# Part1: STAC,Geopandas, Xarray, Dask, Holoviz

This notebook will showcase foundational open-source Python libraries in the Pangeo stack of tools, working up from small data to datasets that excede local memory.

## Learning objectives:

- discover data with [STAC](https://stacspec.org) APIs
- perform basic geospatial vector operations with [Geopandas](https://geopandas.org)
- perform basic geospatial raster operations with [Xarray](http://xarray.pydata.org/en/stable/)/[Rioxarray](https://corteva.github.io/rioxarray/stable/)
- single-machine scaling with [Dask](https://dask.org)
- interactive browser visualizations with [Holoviz](https://holoviz.org)

In [None]:
# STAC API search
import json
import pystac_client

# Vector utilities
import geopandas as gpd

# Raster utilities
import xarray as xr
import rioxarray

# Visualization
import hvplot.xarray
import hvplot.pandas

In [None]:
# It's good practice to keep track of library versions
print(f'pystac_client={pystac_client.__version__}')
print(f'geopandas={gpd.__version__}')
print(f'xarray={xr.__version__}')
print(f'rioxarray={rioxarray.__version__}')
print(f'hvplot={hvplot.__version__}')

## Vector data 

Geospatial vector data consists basic geometries (Points, Lines, Polygons) with coordinate reference system information (CRS). If you're new to vector data, check out this Software Carpentry [lesson](https://carpentries-incubator.github.io/geospatial-python/).

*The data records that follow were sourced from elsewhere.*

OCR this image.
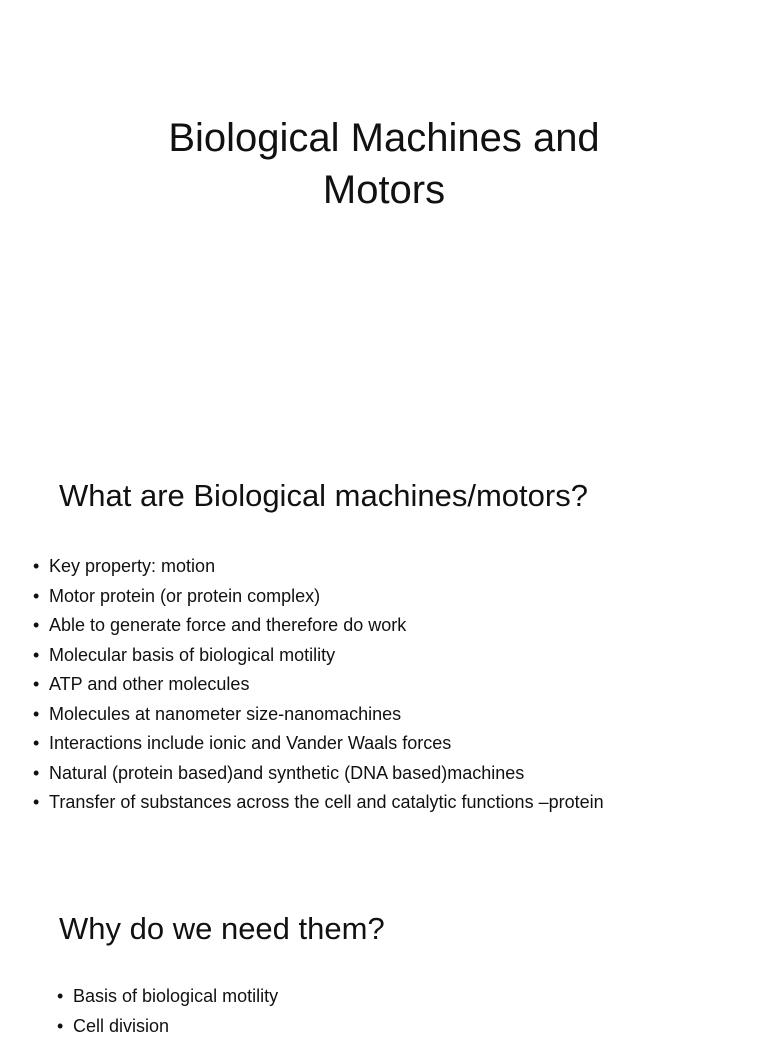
Biological Machines and
Motors
What are Biological machines/motors?
• Key property: motion
• Motor protein (or protein complex)
• Able to generate force and therefore do work
• Molecular basis of biological motility
• ATP and other molecules
• Molecules at nanometer size-nanomachines
• Interactions include ionic and Vander Waals forces
• Natural (protein based)and synthetic (DNA based)machines
• Transfer of substances across the cell and catalytic functions –protein
Why do we need them?
• Basis of biological motility
• Cell division
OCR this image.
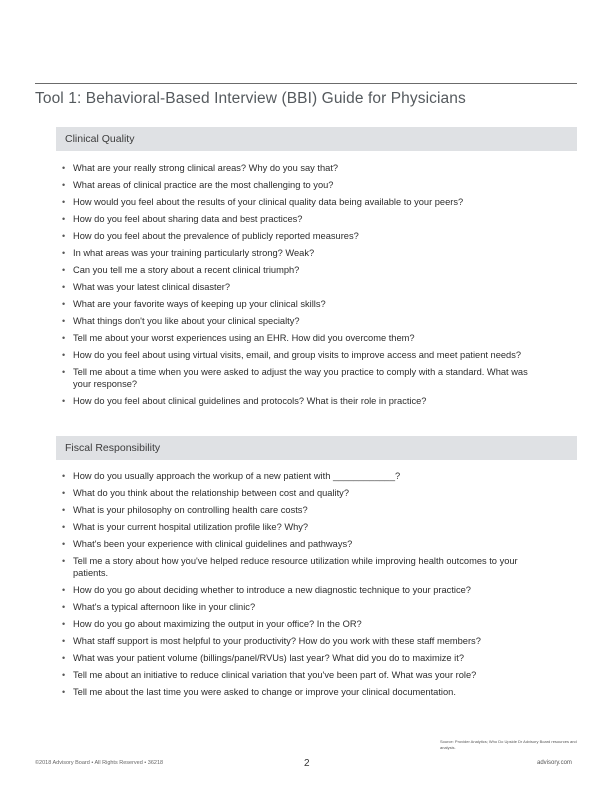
Tool 1: Behavioral-Based Interview (BBI) Guide for Physicians
Clinical Quality
• What are your really strong clinical areas? Why do you say that?
• What areas of clinical practice are the most challenging to you?
• How would you feel about the results of your clinical quality data being available to your peers?
• How do you feel about sharing data and best practices?
• How do you feel about the prevalence of publicly reported measures?
• In what areas was your training particularly strong? Weak?
• Can you tell me a story about a recent clinical triumph?
• What was your latest clinical disaster?
• What are your favorite ways of keeping up your clinical skills?
• What things don't you like about your clinical specialty?
• Tell me about your worst experiences using an EHR. How did you overcome them?
• How do you feel about using virtual visits, email, and group visits to improve access and meet patient needs?
• Tell me about a time when you were asked to adjust the way you practice to comply with a standard. What was your response?
• How do you feel about clinical guidelines and protocols? What is their role in practice?
Fiscal Responsibility
• How do you usually approach the workup of a new patient with ____________?
• What do you think about the relationship between cost and quality?
• What is your philosophy on controlling health care costs?
• What is your current hospital utilization profile like? Why?
• What's been your experience with clinical guidelines and pathways?
• Tell me a story about how you've helped reduce resource utilization while improving health outcomes to your patients.
• How do you go about deciding whether to introduce a new diagnostic technique to your practice?
• What's a typical afternoon like in your clinic?
• How do you go about maximizing the output in your office? In the OR?
• What staff support is most helpful to your productivity? How do you work with these staff members?
• What was your patient volume (billings/panel/RVUs) last year? What did you do to maximize it?
• Tell me about an initiative to reduce clinical variation that you've been part of. What was your role?
• Tell me about the last time you were asked to change or improve your clinical documentation.
Source: Provider Analytics; Who Do Upside Dr Advisory Board resources and analysis.
©2018 Advisory Board • All Rights Reserved • 36218	2	advisory.com
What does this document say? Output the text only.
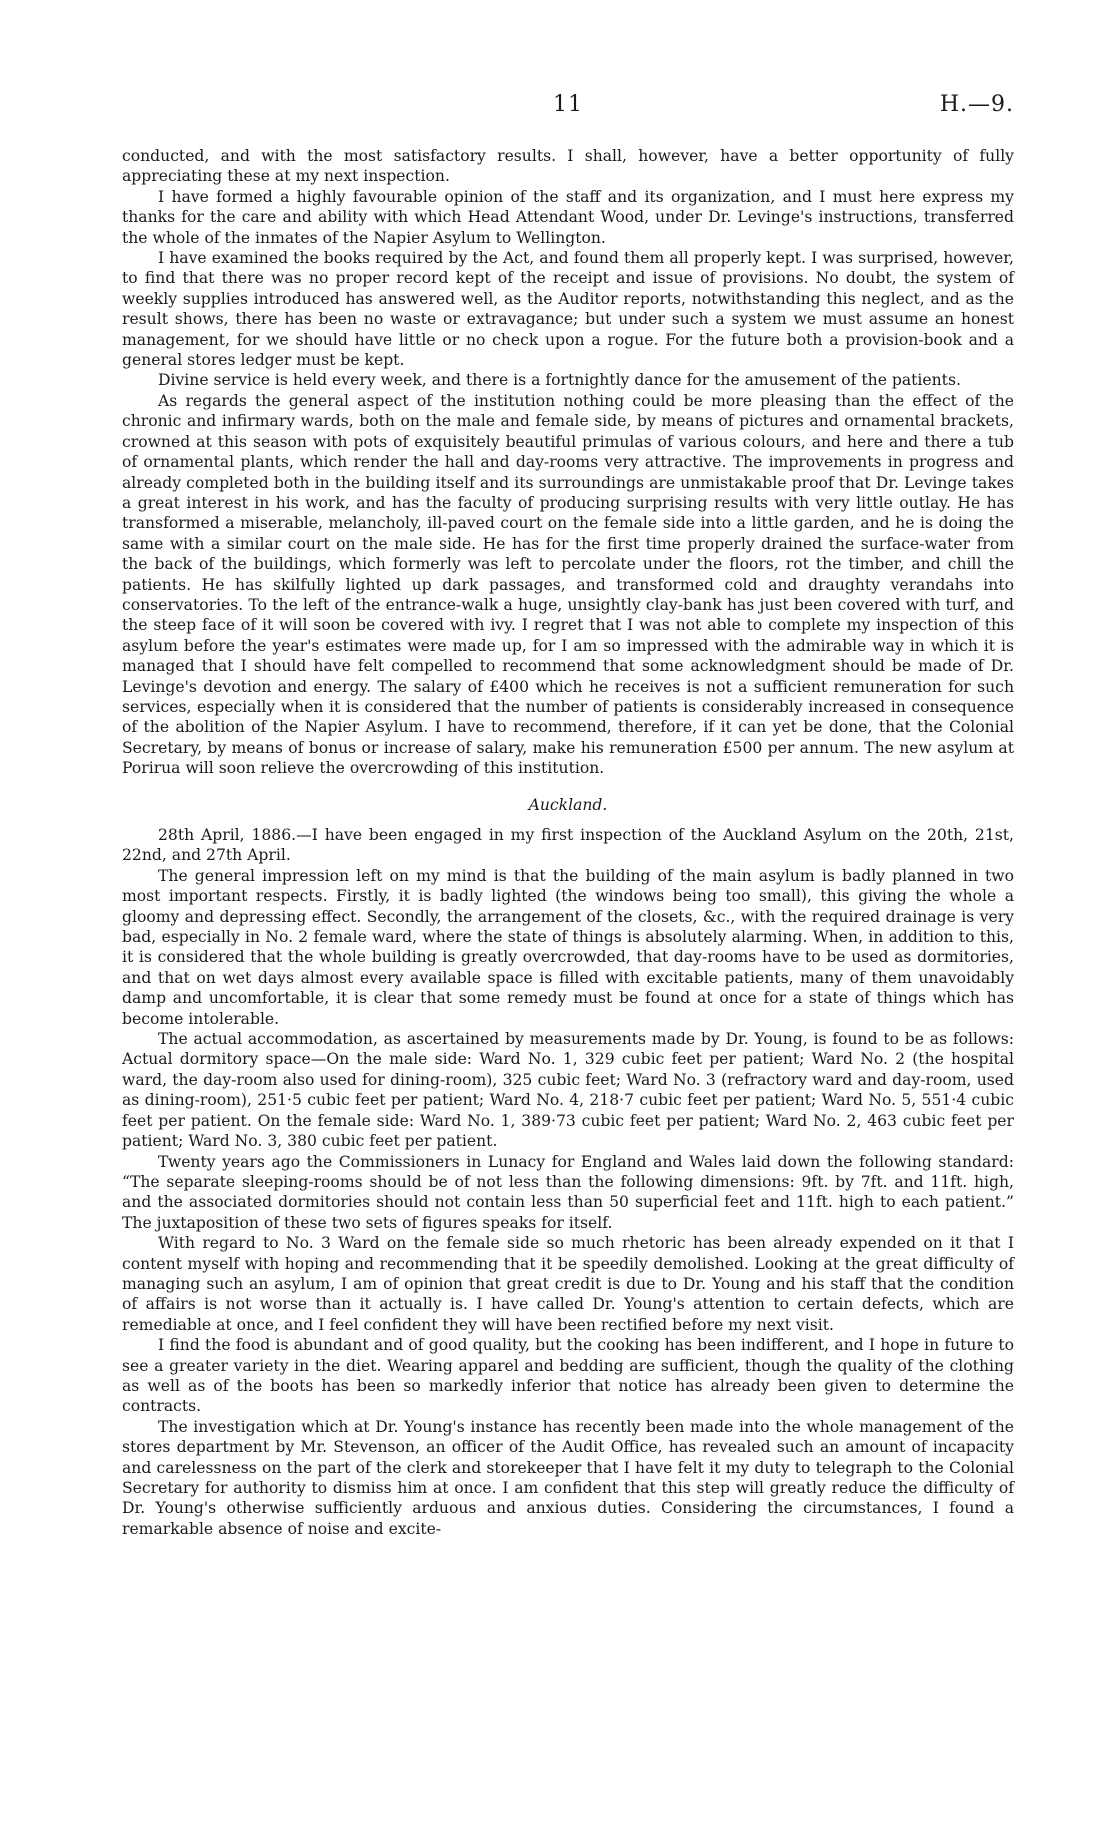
11	H.—9.

conducted, and with the most satisfactory results. I shall, however, have a better opportunity of fully appreciating these at my next inspection.

I have formed a highly favourable opinion of the staff and its organization, and I must here express my thanks for the care and ability with which Head Attendant Wood, under Dr. Levinge's instructions, transferred the whole of the inmates of the Napier Asylum to Wellington.

I have examined the books required by the Act, and found them all properly kept. I was surprised, however, to find that there was no proper record kept of the receipt and issue of provisions. No doubt, the system of weekly supplies introduced has answered well, as the Auditor reports, notwithstanding this neglect, and as the result shows, there has been no waste or extravagance; but under such a system we must assume an honest management, for we should have little or no check upon a rogue. For the future both a provision-book and a general stores ledger must be kept.

Divine service is held every week, and there is a fortnightly dance for the amusement of the patients.

As regards the general aspect of the institution nothing could be more pleasing than the effect of the chronic and infirmary wards, both on the male and female side, by means of pictures and ornamental brackets, crowned at this season with pots of exquisitely beautiful primulas of various colours, and here and there a tub of ornamental plants, which render the hall and day-rooms very attractive. The improvements in progress and already completed both in the building itself and its surroundings are unmistakable proof that Dr. Levinge takes a great interest in his work, and has the faculty of producing surprising results with very little outlay. He has transformed a miserable, melancholy, ill-paved court on the female side into a little garden, and he is doing the same with a similar court on the male side. He has for the first time properly drained the surface-water from the back of the buildings, which formerly was left to percolate under the floors, rot the timber, and chill the patients. He has skilfully lighted up dark passages, and transformed cold and draughty verandahs into conservatories. To the left of the entrance-walk a huge, unsightly clay-bank has just been covered with turf, and the steep face of it will soon be covered with ivy. I regret that I was not able to complete my inspection of this asylum before the year's estimates were made up, for I am so impressed with the admirable way in which it is managed that I should have felt compelled to recommend that some acknowledgment should be made of Dr. Levinge's devotion and energy. The salary of £400 which he receives is not a sufficient remuneration for such services, especially when it is considered that the number of patients is considerably increased in consequence of the abolition of the Napier Asylum. I have to recommend, therefore, if it can yet be done, that the Colonial Secretary, by means of bonus or increase of salary, make his remuneration £500 per annum. The new asylum at Porirua will soon relieve the overcrowding of this institution.

Auckland.

28th April, 1886.—I have been engaged in my first inspection of the Auckland Asylum on the 20th, 21st, 22nd, and 27th April.

The general impression left on my mind is that the building of the main asylum is badly planned in two most important respects. Firstly, it is badly lighted (the windows being too small), this giving the whole a gloomy and depressing effect. Secondly, the arrangement of the closets, &c., with the required drainage is very bad, especially in No. 2 female ward, where the state of things is absolutely alarming. When, in addition to this, it is considered that the whole building is greatly overcrowded, that day-rooms have to be used as dormitories, and that on wet days almost every available space is filled with excitable patients, many of them unavoidably damp and uncomfortable, it is clear that some remedy must be found at once for a state of things which has become intolerable.

The actual accommodation, as ascertained by measurements made by Dr. Young, is found to be as follows: Actual dormitory space—On the male side: Ward No. 1, 329 cubic feet per patient; Ward No. 2 (the hospital ward, the day-room also used for dining-room), 325 cubic feet; Ward No. 3 (refractory ward and day-room, used as dining-room), 251·5 cubic feet per patient; Ward No. 4, 218·7 cubic feet per patient; Ward No. 5, 551·4 cubic feet per patient. On the female side: Ward No. 1, 389·73 cubic feet per patient; Ward No. 2, 463 cubic feet per patient; Ward No. 3, 380 cubic feet per patient.

Twenty years ago the Commissioners in Lunacy for England and Wales laid down the following standard: “The separate sleeping-rooms should be of not less than the following dimensions: 9ft. by 7ft. and 11ft. high, and the associated dormitories should not contain less than 50 superficial feet and 11ft. high to each patient.” The juxtaposition of these two sets of figures speaks for itself.

With regard to No. 3 Ward on the female side so much rhetoric has been already expended on it that I content myself with hoping and recommending that it be speedily demolished. Looking at the great difficulty of managing such an asylum, I am of opinion that great credit is due to Dr. Young and his staff that the condition of affairs is not worse than it actually is. I have called Dr. Young's attention to certain defects, which are remediable at once, and I feel confident they will have been rectified before my next visit.

I find the food is abundant and of good quality, but the cooking has been indifferent, and I hope in future to see a greater variety in the diet. Wearing apparel and bedding are sufficient, though the quality of the clothing as well as of the boots has been so markedly inferior that notice has already been given to determine the contracts.

The investigation which at Dr. Young's instance has recently been made into the whole management of the stores department by Mr. Stevenson, an officer of the Audit Office, has revealed such an amount of incapacity and carelessness on the part of the clerk and storekeeper that I have felt it my duty to telegraph to the Colonial Secretary for authority to dismiss him at once. I am confident that this step will greatly reduce the difficulty of Dr. Young's otherwise sufficiently arduous and anxious duties. Considering the circumstances, I found a remarkable absence of noise and excite-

[Pandas](https://pandas.pydata.org) is a core scientific Python library to work with "Panel Data" (PanDas). Basically if you have a spreadsheet or database you should be using Pandas! Pandas has many input/output (I/O) functions, and two core data structures - the "Series" and "DataFrame". 

[Geopandas](http://geopandas.org) extends Pandas to work efficently with collections of geographic Vector data - geometric shapes that are georeferenced to a position on Earth's surface. Geopandas data objects are, you might have guessed, called "GeoSeries" and "GeoDataFrame".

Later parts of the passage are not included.